MetricWhy it matters
Sync progress / slot heightA node that has fallen behind will not mint blocks
Block productionAre you winning and minting your assigned slots?
KES key expiryNode stops forging when KES expires (~90 days on mainnet)
Memory and CPUSustained high usage is often a warning sign
Disk spaceThe chain database grows continuously — running out kills the node
Process livenessIs the node process actually running?
Peer connectionsToo few hot peers degrades block propagation
Block propagationBlocks must reach a large portion of the network in a timely manner
Unexpected errorsIt is impossible to anticipate every possible error. But keep an eye out for an unusually high number of errors.

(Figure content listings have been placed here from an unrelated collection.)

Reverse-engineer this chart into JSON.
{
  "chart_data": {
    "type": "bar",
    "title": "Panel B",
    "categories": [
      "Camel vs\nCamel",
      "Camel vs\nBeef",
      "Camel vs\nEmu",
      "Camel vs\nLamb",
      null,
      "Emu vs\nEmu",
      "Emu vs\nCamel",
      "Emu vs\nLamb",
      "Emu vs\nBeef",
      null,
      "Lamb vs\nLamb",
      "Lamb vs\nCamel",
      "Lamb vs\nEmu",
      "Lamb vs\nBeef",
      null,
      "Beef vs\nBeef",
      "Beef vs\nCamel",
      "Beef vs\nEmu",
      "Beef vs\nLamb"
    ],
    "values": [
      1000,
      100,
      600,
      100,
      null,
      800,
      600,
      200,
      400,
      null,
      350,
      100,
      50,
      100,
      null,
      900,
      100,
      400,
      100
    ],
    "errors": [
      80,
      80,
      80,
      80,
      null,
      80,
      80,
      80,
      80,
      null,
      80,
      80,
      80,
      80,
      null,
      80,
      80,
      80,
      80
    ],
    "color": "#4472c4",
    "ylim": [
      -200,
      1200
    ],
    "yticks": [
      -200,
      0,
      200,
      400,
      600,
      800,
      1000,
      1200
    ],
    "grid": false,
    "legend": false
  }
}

Real-time CLI monitoring — gLiveView

gLiveView is a bash script from the Guild Operators community that gives you a live terminal dashboard of your node's current state. It connects to the node's local metrics endpoint, detects whether the node is a relay or block producer, and adjusts its output accordingly.

gLiveView dashboard showing node metrics, peer connections, and block production status

gLiveView is good for:

  • Quickly checking node health without leaving the command line
  • Seeing live peer connection counts (hot/warm/cold)
  • Watching block production in real time during an epoch

gLiveView does not provide:

  • Alerting — there is no way to be notified when something goes wrong
  • Historical data — you can only see the current moment
  • Multi-node views — one terminal per node

For installation and configuration, see the Guild Operators gLiveView guide. gLiveView is part of the Guild Operators script suite and maintained by that community.

Full observability stack — Prometheus, Grafana, and Alertmanager

For production monitoring you need metrics persistence, dashboards, and alerting. The standard stack is:

  • cardano-tracer — the node forwards traces to cardano-tracer over a local socket; the tracer exposes a Prometheus scrape endpoint
  • Prometheus — scrapes and stores time-series metrics
  • Grafana — dashboards and visualisation
  • Alertmanager (optional but recommended) — routes alerts to email, PagerDuty, Slack, etc.

This stack persists locally observable metrics over time, lets you set alert thresholds (KES expiry window, peer count floor, disk usage ceiling), and gives you historical views to diagnose incidents after the fact.

See Prometheus and Grafana setup for the full guide. For a deep dive into tracing configuration — backends, namespaces, severity filters, and cardano-tracer options — see the New Tracing System reference.

Global Network Monitoring - openBlockPerf

In a global, decentralized environment like the Cardano blockchain, in addition to monitoring your own local resources, you can also measure and record what you see and receive from the rest of the network—that is, all other stake pools and relays.

When these views are consolidated into a joint database, they provide a unique insight into the dynamics, performance, and potential risks within the dynamic network managed by so many different operators.

openBlockPerf is a project that addresses precisely this aspect of monitoring. Any stake pool operator can participate using one or more of their relay nodes, allowing the tool to track the propagation times of all blocks generated by other pools. In return, the operator receives metrics showing how their own blocks were experienced by all other participants.

This data, collected over extended periods from various nodes and across protocol updates, is then useful for

  • Research validation
  • Engineering paths
  • Operational monitoring
  • Application design
  • Governance decisions

Which to use

gLiveViewPrometheus + GrafanaopenBlockPerf
Real-time node status
Historical data
Alerting
Multi-node dashboards
No extra services required
Works over SSH✓ (with tunnel)
External perspectives

Most operators run both: gLiveView for quick manual checks when SSH'd into a node, and Prometheus/Grafana for persistent monitoring and alerting. openBlockperf is operated by some Operators since 2023 and open for any voluntary participation. Ideally on the stake pools relay nodes.